I would tell him as soon as possible.
It sounds like despite the short relationship you have known him for a couple of years through your children’s friendship. It also sounds like his children were quite little when they lost their mum so I’m inclined to think it might not be the huge deal people are making out on here. It’s definitely a bit complicated, and might not be easy, but this isn’t a person you have literally known for 2 months, it’s somebody you have got to know over a long period of time when you include the children starting school together.

The fact you feel like you might want to keep it should be really explored. It might be a bigger regret to terminate when you actually feel positive about it. A lot of people have blended, messy families. I don’t feel like this is necessarily one of those situations. Talk to him and see how he feels about it. He might feel the same as you.

MNpenisadvisor · 04/07/2025 16:04

MsCactus · 04/07/2025 15:42

Sorry to detail the thread - but OP did you say you used the pill AND condoms and still got pregnant?? How is that possible?! Genuinely shocked.

I've always used condoms as can't use the pill - conceived incredibly quickly each time ttc - and never got pregnant with a condom. I just can't wrap my head around how you get pregnant when you're doubling up on contraception

Of course it's possible. Unlikely yes but possible.

Sidebeforeself · 04/07/2025 16:05

Why wouldn’t you tell him and te options you are thinking about? This sort of dilemma requires total honesty. You are not saying he has to pick an option right now - you are just telling him whats in your head at the moment. The conversation will then lead on from there but will probably take a bit of time to get your heads around it either way.

When things are a mess just be honest.

AllyDally · 04/07/2025 16:07

WhatsThatComing · 04/07/2025 16:02

For me, it’s not about she ‘shouldn’t have to go through any of this alone’ it’s that I’d rather make my own decision. A decision that’s the best thing for me because I know from life experience that it’s the woman’s life that is going to be impacted the most by having a child.

The decision will still be hers in the end of course, but I just believe he should know.

Biginnin · 04/07/2025 16:08

MsCactus · 04/07/2025 15:42

Sorry to detail the thread - but OP did you say you used the pill AND condoms and still got pregnant?? How is that possible?! Genuinely shocked.

I've always used condoms as can't use the pill - conceived incredibly quickly each time ttc - and never got pregnant with a condom. I just can't wrap my head around how you get pregnant when you're doubling up on contraception

https://www.nytimes.com/interactive/2014/09/14/sunday-review/unplanned-pregnancies.html

This should be shared far and wide ... Although then I think many people would never have sex again

How Likely Is It That Birth Control Could Let You Down? (Published 2014)

Charts of probabilities of unintended pregnancy while using different contraception methods, for up to 10 years.
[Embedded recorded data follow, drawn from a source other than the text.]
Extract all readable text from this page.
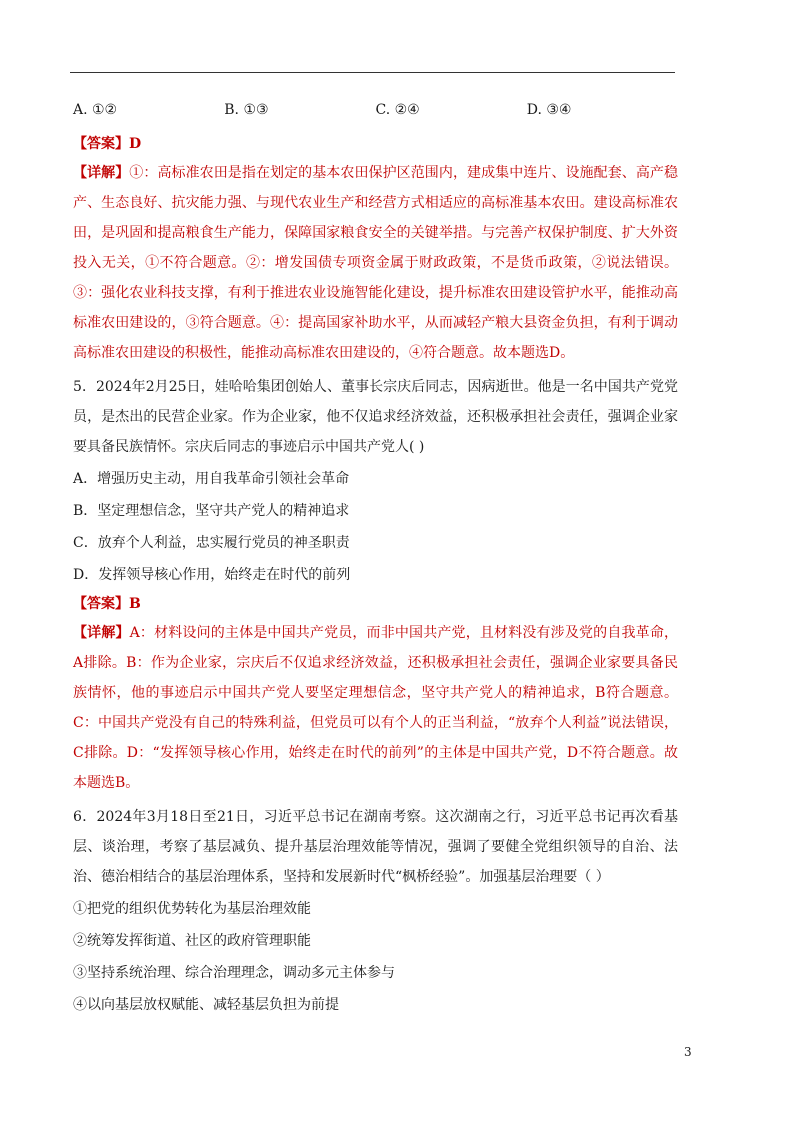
A. ①②	B. ①③	C. ②④	D. ③④
【答案】D
【详解】①：高标准农田是指在划定的基本农田保护区范围内，建成集中连片、设施配套、高产稳产、生态良好、抗灾能力强、与现代农业生产和经营方式相适应的高标准基本农田。建设高标准农田，是巩固和提高粮食生产能力，保障国家粮食安全的关键举措。与完善产权保护制度、扩大外资投入无关，①不符合题意。②：增发国债专项资金属于财政政策，不是货币政策，②说法错误。③：强化农业科技支撑，有利于推进农业设施智能化建设，提升标准农田建设管护水平，能推动高标准农田建设的，③符合题意。④：提高国家补助水平，从而减轻产粮大县资金负担，有利于调动高标准农田建设的积极性，能推动高标准农田建设的，④符合题意。故本题选D。
5．2024年2月25日，娃哈哈集团创始人、董事长宗庆后同志，因病逝世。他是一名中国共产党党员，是杰出的民营企业家。作为企业家，他不仅追求经济效益，还积极承担社会责任，强调企业家要具备民族情怀。宗庆后同志的事迹启示中国共产党人( )
A．增强历史主动，用自我革命引领社会革命
B．坚定理想信念，坚守共产党人的精神追求
C．放弃个人利益，忠实履行党员的神圣职责
D．发挥领导核心作用，始终走在时代的前列
【答案】B
【详解】A：材料设问的主体是中国共产党员，而非中国共产党，且材料没有涉及党的自我革命，A排除。B：作为企业家，宗庆后不仅追求经济效益，还积极承担社会责任，强调企业家要具备民族情怀，他的事迹启示中国共产党人要坚定理想信念，坚守共产党人的精神追求，B符合题意。C：中国共产党没有自己的特殊利益，但党员可以有个人的正当利益，“放弃个人利益”说法错误，C排除。D：“发挥领导核心作用，始终走在时代的前列”的主体是中国共产党，D不符合题意。故本题选B。
6．2024年3月18日至21日，习近平总书记在湖南考察。这次湖南之行，习近平总书记再次看基层、谈治理，考察了基层减负、提升基层治理效能等情况，强调了要健全党组织领导的自治、法治、德治相结合的基层治理体系，坚持和发展新时代“枫桥经验”。加强基层治理要（ ）
①把党的组织优势转化为基层治理效能
②统筹发挥街道、社区的政府管理职能
③坚持系统治理、综合治理理念，调动多元主体参与
④以向基层放权赋能、减轻基层负担为前提
3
https://www.nytimes.com/interactive/2014/09/14/sunday-review/unplanned-pregnancies.html

curious79 · 04/07/2025 16:08

what do you want? I think be clear in your own mind first. If you don't want it (however calm you feel), then get the abortion pill and do it on the quiet.

If you do want another child, then talk to him - who knows, he may be ecstatic. He may react with horror (and even if he does, he may then decide flipping fantastic).

And as for all the messiness, well maybe it will be, but then maybe it won't. How you both involve the respective kids and handle their personalities will be key. Maybe a couple will love it where the other two are consumed with jealousy, sadness etc etc. Maybe it'll just be massively fantastic and lovely having this huge blended family with the baby bringing them altogether.